Evaluation of Orthostatic Reactions in Real-World Environments Using Wearable Sensors

As global life expectancy is constantly rising, the early detection of age-related, neurodegenerative diseases, such as Parkinson's disease, is becoming increasingly important. Patients suffering from Parkinson's disease often show autonomic nervous system dysfunction which is why its examination is an important diagnostic tool. Measuring the response of the heart rate (variability) to postural transitions and thereby assessing the orthostatic reaction is a common indicator of autonomic nervous system functioning. However, since these measurements are commonly performed in a clinical environment, results can be impaired by the white coat effect. To reduce this influence as well as inter- and intra-day variations, our work aims to investigate the assessment of orthostatic reactions in free-living environments.
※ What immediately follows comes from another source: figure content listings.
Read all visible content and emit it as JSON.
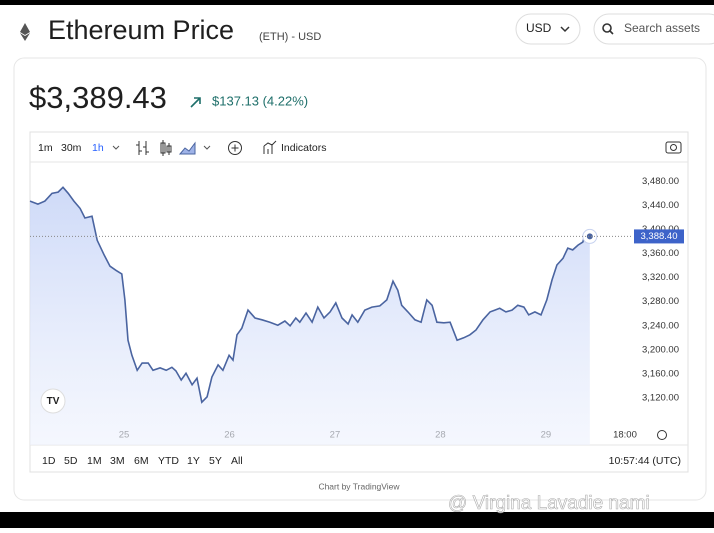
{
  "header": {
    "title": "Ethereum Price",
    "subtitle": "(ETH) - USD",
    "currency": "USD",
    "search_placeholder": "Search assets"
  },
  "price": {
    "current": "$3,389.43",
    "change": "$137.13 (4.22%)"
  },
  "toolbar": {
    "intervals": [
      "1m",
      "30m",
      "1h"
    ],
    "indicators": "Indicators"
  },
  "ranges": [
    "1D",
    "5D",
    "1M",
    "3M",
    "6M",
    "YTD",
    "1Y",
    "5Y",
    "All"
  ],
  "clock": "10:57:44 (UTC)",
  "credit": "Chart by TradingView",
  "watermark": "@ Virgina Lavadie nami",
  "chart_data": {
    "type": "line",
    "color": "#4a64a0",
    "area": true,
    "grid": false,
    "x": [
      -21.4,
      -19.6,
      -18.0,
      -16.4,
      -15.0,
      -13.9,
      -12.7,
      -11.4,
      -10.0,
      -8.9,
      -7.3,
      -6.1,
      -4.5,
      -3.2,
      -1.8,
      -0.5,
      0.2,
      0.9,
      1.8,
      3.0,
      4.1,
      5.5,
      6.6,
      8.2,
      9.6,
      10.9,
      11.8,
      13.0,
      14.1,
      15.5,
      16.6,
      17.7,
      18.9,
      20.0,
      21.4,
      22.5,
      23.9,
      24.8,
      25.7,
      26.8,
      28.2,
      29.8,
      31.4,
      33.2,
      35.0,
      36.6,
      37.8,
      39.1,
      40.0,
      41.4,
      42.8,
      44.1,
      45.5,
      46.9,
      48.2,
      49.6,
      51.0,
      51.9,
      53.2,
      54.8,
      56.4,
      58.2,
      59.8,
      61.2,
      62.3,
      63.2,
      64.6,
      66.2,
      67.6,
      68.9,
      70.1,
      71.2,
      72.8,
      74.2,
      75.8,
      77.3,
      78.7,
      80.1,
      81.7,
      83.3,
      84.4,
      85.5,
      86.9,
      88.3,
      89.6,
      91.0,
      92.1,
      93.5,
      94.9,
      96.2,
      97.4,
      98.5,
      99.9,
      101.0,
      102.1,
      103.3,
      104.4,
      105.1,
      106.0
    ],
    "values": [
      3447,
      3442,
      3447,
      3460,
      3462,
      3470,
      3460,
      3447,
      3435,
      3419,
      3422,
      3382,
      3357,
      3339,
      3332,
      3326,
      3283,
      3216,
      3191,
      3166,
      3178,
      3178,
      3166,
      3170,
      3166,
      3171,
      3165,
      3150,
      3161,
      3142,
      3153,
      3113,
      3122,
      3155,
      3175,
      3166,
      3191,
      3183,
      3225,
      3236,
      3266,
      3253,
      3250,
      3246,
      3241,
      3248,
      3240,
      3253,
      3246,
      3261,
      3246,
      3271,
      3253,
      3263,
      3278,
      3253,
      3243,
      3258,
      3246,
      3266,
      3271,
      3273,
      3283,
      3314,
      3299,
      3274,
      3263,
      3250,
      3246,
      3283,
      3274,
      3246,
      3245,
      3246,
      3216,
      3220,
      3225,
      3233,
      3250,
      3263,
      3266,
      3269,
      3263,
      3266,
      3274,
      3271,
      3258,
      3263,
      3258,
      3283,
      3316,
      3341,
      3352,
      3369,
      3366,
      3374,
      3379,
      3396,
      3388.4
    ],
    "xlim": [
      -21.4,
      115.6
    ],
    "ylim": [
      3042,
      3512
    ],
    "xticks": [
      {
        "value": 0,
        "label": "25"
      },
      {
        "value": 24,
        "label": "26"
      },
      {
        "value": 48,
        "label": "27"
      },
      {
        "value": 72,
        "label": "28"
      },
      {
        "value": 96,
        "label": "29"
      },
      {
        "value": 114,
        "label": "18:00"
      }
    ],
    "yticks": [
      {
        "value": 3120,
        "label": "3,120.00"
      },
      {
        "value": 3160,
        "label": "3,160.00"
      },
      {
        "value": 3200,
        "label": "3,200.00"
      },
      {
        "value": 3240,
        "label": "3,240.00"
      },
      {
        "value": 3280,
        "label": "3,280.00"
      },
      {
        "value": 3320,
        "label": "3,320.00"
      },
      {
        "value": 3360,
        "label": "3,360.00"
      },
      {
        "value": 3400,
        "label": "3,400.00"
      },
      {
        "value": 3440,
        "label": "3,440.00"
      },
      {
        "value": 3480,
        "label": "3,480.00"
      }
    ],
    "last_price": {
      "value": 3388.4,
      "label": "3,388.40"
    }
  }
}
We collected IMU and ECG data of seven healthy participants over four days and evaluated differences in orthostatic reactions between standardized tests at lab, at home, as well as unsupervised recordings during real-world conditions. Except for the first lab recording, we detected significant changes in heart rate due to postural transitions in all recording settings, with the strongest response occurring during standardized tests at home. Our findings show that real-world assessment of orthostatic reactions is possible and provides comparable results to supervised assessments in lab settings. Additionally, our results indicate high inter- and intra-day variability which motivates the continuous orthostatic reaction measurement over the span of multiple days. We are convinced that our presented approach provides a first step towards unobtrusive assessment of orthostatic reactions in real-world environments, which might enable a more reliable early detection of disorders of the autonomic nervous system.